The first of the book's four sections is simply titled Madawaska. The accessible poems detail the routines of cottage life familiar to generations of Canadians: corn roasts, Algonquin Park, The Shield, nature in it's obvious but sometimes sneakily transformative forms. 

Many times Kent acknowledges his poetic mentor, Toronto poet Ted Plantos. But the poet I'm most reminded of while reading this is Raymond Souster, another significant Canadian People's Poet whom I know Kent visits on a regular basis in a Toronto nursing home.
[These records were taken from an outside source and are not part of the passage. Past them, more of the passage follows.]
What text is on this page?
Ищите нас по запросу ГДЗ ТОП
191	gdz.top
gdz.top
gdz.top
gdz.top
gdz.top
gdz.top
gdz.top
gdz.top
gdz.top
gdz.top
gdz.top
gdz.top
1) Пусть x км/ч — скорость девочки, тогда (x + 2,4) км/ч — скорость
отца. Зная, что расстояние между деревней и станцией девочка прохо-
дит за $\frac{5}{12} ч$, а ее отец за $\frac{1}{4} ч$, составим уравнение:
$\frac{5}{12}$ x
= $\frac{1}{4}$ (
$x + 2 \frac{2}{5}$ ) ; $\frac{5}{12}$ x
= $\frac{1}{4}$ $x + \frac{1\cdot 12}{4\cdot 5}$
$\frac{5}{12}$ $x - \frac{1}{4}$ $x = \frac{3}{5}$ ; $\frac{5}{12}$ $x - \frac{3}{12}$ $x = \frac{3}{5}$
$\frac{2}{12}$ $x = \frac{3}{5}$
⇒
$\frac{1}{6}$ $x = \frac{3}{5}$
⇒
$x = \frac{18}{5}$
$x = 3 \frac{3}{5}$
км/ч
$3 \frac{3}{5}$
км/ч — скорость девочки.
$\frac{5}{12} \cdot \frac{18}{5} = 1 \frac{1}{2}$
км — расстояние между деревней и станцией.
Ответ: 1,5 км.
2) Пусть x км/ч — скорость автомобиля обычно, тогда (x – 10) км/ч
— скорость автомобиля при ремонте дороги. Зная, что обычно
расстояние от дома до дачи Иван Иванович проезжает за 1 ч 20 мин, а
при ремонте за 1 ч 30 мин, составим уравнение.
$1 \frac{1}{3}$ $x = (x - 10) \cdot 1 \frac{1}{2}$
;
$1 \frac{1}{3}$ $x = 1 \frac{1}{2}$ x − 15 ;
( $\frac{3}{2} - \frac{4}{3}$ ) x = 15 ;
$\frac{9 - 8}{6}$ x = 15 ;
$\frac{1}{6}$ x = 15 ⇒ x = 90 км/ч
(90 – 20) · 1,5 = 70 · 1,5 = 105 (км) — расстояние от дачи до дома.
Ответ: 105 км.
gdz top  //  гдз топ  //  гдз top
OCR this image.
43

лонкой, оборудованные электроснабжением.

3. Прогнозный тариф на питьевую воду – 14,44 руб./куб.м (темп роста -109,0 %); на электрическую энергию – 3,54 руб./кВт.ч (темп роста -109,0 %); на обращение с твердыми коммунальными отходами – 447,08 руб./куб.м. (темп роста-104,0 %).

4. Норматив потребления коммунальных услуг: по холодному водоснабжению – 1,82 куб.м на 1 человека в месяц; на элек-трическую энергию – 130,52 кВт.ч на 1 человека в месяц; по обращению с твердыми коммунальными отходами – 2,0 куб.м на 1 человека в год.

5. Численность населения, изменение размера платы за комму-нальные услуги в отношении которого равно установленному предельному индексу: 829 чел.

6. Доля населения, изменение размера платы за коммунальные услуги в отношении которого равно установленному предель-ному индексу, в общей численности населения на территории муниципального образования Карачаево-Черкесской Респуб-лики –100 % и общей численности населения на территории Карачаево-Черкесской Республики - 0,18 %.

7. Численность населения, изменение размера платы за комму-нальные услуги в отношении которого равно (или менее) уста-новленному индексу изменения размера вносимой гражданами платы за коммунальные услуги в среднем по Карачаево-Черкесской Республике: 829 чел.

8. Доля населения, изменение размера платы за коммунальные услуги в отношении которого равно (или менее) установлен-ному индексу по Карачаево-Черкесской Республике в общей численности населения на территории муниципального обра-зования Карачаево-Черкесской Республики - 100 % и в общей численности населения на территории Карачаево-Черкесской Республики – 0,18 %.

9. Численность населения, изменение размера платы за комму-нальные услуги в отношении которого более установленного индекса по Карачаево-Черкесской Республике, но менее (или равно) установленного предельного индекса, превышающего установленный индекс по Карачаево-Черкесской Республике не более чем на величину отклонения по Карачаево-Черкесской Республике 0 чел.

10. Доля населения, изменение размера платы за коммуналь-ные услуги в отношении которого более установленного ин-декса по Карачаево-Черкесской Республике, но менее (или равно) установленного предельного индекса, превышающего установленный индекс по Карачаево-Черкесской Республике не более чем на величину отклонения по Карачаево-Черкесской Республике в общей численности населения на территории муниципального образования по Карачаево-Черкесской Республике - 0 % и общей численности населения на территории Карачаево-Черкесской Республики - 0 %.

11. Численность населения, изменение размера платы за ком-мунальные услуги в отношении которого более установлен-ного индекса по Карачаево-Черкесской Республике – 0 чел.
Like Souster, Kent's best poems are so pure, so simple seeming and artifice free, that on first visit they can almost seem naive. This is a talent all poets should learn.

Kent's laconic wit is another testament to his normalcy. Poems about getting duped into cane toad kissing sideshows and similar tourist traps on a recent excursion to Australia give proof that the poet's sly smile on the back cover is well deserved.

Of course my favourite poem is Zen River Memories about my neo-Buddhist retreat and PurdyFest campsite (published in And Left a Place to Stand On: Poems and Essays on Al Purdy/ Edited by Allan Briesmaster, John b. Lee, Linda Rogers, and R.D. Roy/ Hidden Brook Press, 2009, $22.50).

But my second favourite poem is the collection's final piece and an Acornesque tribute to mankind:

A Man of Many Hats

"How many hats could a hat man wear
If a hat man wore many hats?"

We all live in a one-dimensional mindset, one in which we file
each other away in narrowly constructed, uni-dimensional

This is an odd human concern, when all of us know within
ourselves that we are all really multi-dimensional beings who
define ourselves daily in a variety of ways.

I am a husband, a father, a homeowner who can, when required,
operate a snow blower, use tools and perform simple home

Other favourite hats I wear include a cottager who swims,
operates a motorboat, kayaks and canoes, hikes,  and is a
pantheistic seeker, trying to grasp my relationship with the
natural world and those mysterious forces beyond us.

My well-fitted, passionate hats are those of a writer who travels
regularly to this uncharted country we call poetry, a musician
who writes songs, and a fledgling arranger-pianist who plays
trombone, guitar and sings.

Nearly worn-out hats I still wear: rehabilitation consultant,
counselor-teacher, report writer.

Occasional hats identify me as a modest art collector, an
Aamerican-Canadian expat, a foodie of sorts, minor world
traveler (in spite of myself), and driver (born in L.A. with
a steering wheel in my crib).

When reading about acquaintances I am always amazed by
how much I never knew about their many hats.